On May 30, 1770, occurred a casualty in the death of Lydia, wife of Nathaniel Fessenden, at the age of 19 years, who was ‘shot awfully!’
The Boston Gazette for June 4, 1770, contains the following: ‘We hear from Cambridge that last Wednesday afternoon, Mrs. Fessenden, wife of Mr. Nathaniel Fessenden of that town, was unhappily killed by the following accident, viz.: A number of persons had been shooting at marks, and after they had done went to the house of Mr. Philip Bemis, father to the unfortunate deceased, and put their guns against the house, when a lad about thirteen years old took one of the guns, not knowing it to be loaded, and snapped it at a girl in order to frighten her, when the gun went off; but it missing the girl, the ball went in Mrs. Fessenden's eye, lodged in her head, and killed her instantly. Mrs. Fessenden had her infant about nine months old in her lap, which providentially was unhurt. She was the only daughter of Mr. Bemis; and it is remarkable the gun by which she was killed belonged to her husband. Mrs. Fessenden was a woman of unblemished virtue, and her chief ornament was modesty.—Her untimely death is lamented by all her acquaintance, and her husband in particular refuses to be comforted.’

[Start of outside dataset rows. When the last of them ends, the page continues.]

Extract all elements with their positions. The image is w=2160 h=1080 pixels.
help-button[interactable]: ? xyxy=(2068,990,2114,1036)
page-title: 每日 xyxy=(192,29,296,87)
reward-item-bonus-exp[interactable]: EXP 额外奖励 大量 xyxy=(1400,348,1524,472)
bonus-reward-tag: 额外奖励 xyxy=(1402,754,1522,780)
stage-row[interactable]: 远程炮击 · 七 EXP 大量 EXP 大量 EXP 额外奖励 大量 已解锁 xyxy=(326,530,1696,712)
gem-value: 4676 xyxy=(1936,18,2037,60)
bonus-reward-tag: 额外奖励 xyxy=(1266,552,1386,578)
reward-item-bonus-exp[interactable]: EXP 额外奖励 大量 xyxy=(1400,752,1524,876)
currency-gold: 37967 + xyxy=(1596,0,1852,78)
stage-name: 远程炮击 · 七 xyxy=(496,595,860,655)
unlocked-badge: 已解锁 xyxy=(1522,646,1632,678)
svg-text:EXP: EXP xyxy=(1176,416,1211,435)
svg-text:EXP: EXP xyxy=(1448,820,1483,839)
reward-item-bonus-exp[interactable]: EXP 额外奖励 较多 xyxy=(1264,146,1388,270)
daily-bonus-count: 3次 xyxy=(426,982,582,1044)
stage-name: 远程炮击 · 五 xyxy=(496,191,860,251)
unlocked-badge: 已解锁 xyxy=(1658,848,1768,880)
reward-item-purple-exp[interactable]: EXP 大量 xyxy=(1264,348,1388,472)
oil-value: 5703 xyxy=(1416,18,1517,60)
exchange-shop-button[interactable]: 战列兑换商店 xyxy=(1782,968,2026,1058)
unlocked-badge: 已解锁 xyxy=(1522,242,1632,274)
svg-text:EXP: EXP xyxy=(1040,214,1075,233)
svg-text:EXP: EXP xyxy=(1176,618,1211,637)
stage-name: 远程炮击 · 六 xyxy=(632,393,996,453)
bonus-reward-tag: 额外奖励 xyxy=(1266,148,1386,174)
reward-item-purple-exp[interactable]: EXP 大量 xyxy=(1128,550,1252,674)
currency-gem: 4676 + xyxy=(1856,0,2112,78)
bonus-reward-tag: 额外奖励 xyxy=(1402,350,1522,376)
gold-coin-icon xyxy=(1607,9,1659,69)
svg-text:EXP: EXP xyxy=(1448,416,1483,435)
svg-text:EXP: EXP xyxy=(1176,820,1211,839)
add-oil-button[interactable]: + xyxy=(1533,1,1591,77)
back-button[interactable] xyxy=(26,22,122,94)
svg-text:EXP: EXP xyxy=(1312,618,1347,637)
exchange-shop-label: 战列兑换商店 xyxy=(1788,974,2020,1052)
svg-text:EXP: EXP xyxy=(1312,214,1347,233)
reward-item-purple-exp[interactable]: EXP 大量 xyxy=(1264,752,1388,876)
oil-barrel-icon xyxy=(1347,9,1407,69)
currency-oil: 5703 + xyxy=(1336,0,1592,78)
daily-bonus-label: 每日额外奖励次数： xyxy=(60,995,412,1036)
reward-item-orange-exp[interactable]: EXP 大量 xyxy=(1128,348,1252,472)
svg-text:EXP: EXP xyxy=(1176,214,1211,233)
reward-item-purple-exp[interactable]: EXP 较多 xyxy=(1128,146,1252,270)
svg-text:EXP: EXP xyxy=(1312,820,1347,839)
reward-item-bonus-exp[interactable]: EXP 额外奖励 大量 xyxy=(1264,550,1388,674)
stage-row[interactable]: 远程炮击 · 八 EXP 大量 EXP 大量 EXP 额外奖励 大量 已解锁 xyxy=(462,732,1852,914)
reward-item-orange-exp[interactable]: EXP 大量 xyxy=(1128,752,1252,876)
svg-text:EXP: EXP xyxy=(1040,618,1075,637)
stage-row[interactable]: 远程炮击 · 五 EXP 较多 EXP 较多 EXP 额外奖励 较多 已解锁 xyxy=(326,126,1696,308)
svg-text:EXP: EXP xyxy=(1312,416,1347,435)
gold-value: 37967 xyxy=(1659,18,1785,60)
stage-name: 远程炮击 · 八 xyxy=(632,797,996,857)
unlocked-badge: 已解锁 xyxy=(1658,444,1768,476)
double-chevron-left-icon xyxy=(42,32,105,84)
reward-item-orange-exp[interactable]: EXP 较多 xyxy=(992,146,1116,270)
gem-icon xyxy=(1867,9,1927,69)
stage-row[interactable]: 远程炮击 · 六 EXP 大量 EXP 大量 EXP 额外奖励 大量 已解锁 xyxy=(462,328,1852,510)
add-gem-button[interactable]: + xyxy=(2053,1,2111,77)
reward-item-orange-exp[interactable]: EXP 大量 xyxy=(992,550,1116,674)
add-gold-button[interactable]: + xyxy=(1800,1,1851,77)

Another paper of the time, calls Bemis's house a tavern, and the deceased the ‘landlord's daughter.’

Some elegiac verses, entitled ‘A Few Thoughts Composed on the Sudden and Awful Death of Mrs. Fessenden, by Mr. Fessenden of Cambridge,’ have been preserved by her descendants. These set forth her youth and early courtship, and then enter on the subject of her death in these stanzas, selected from those that now remain legible.

On Election day1 we well do know
     She to her father's house did go.

She had been there scarce half a day,
     Before that she was snatched away.

This harmless creature there did sit,
     Embracing of her infant sweet,
When death did send this fatal ball,
     Which proved her sad and dismal fall.

'Twas enough to make one's heart ache,
     To see this awful turn of fate;
And in a moment forced to die,
     And see her in her blood to lie.

Her pretty babe was in her arms,
     Not knowing or fearing any harm;
And leaning on its mother's breast,
     When she was snatched away by death.

No. 1246 of Mr. Cooke's discourses is a sermon on Eccles. 9:5, 6. The manuscript is a skeleton only. It is dated Nov. 4, 1770, and again used on Oct. 4, 1778.

1 It is remarkable her minister that day preached the Annual Election Sermon before the governor and magistrates of the Province. See notice at end of 1770.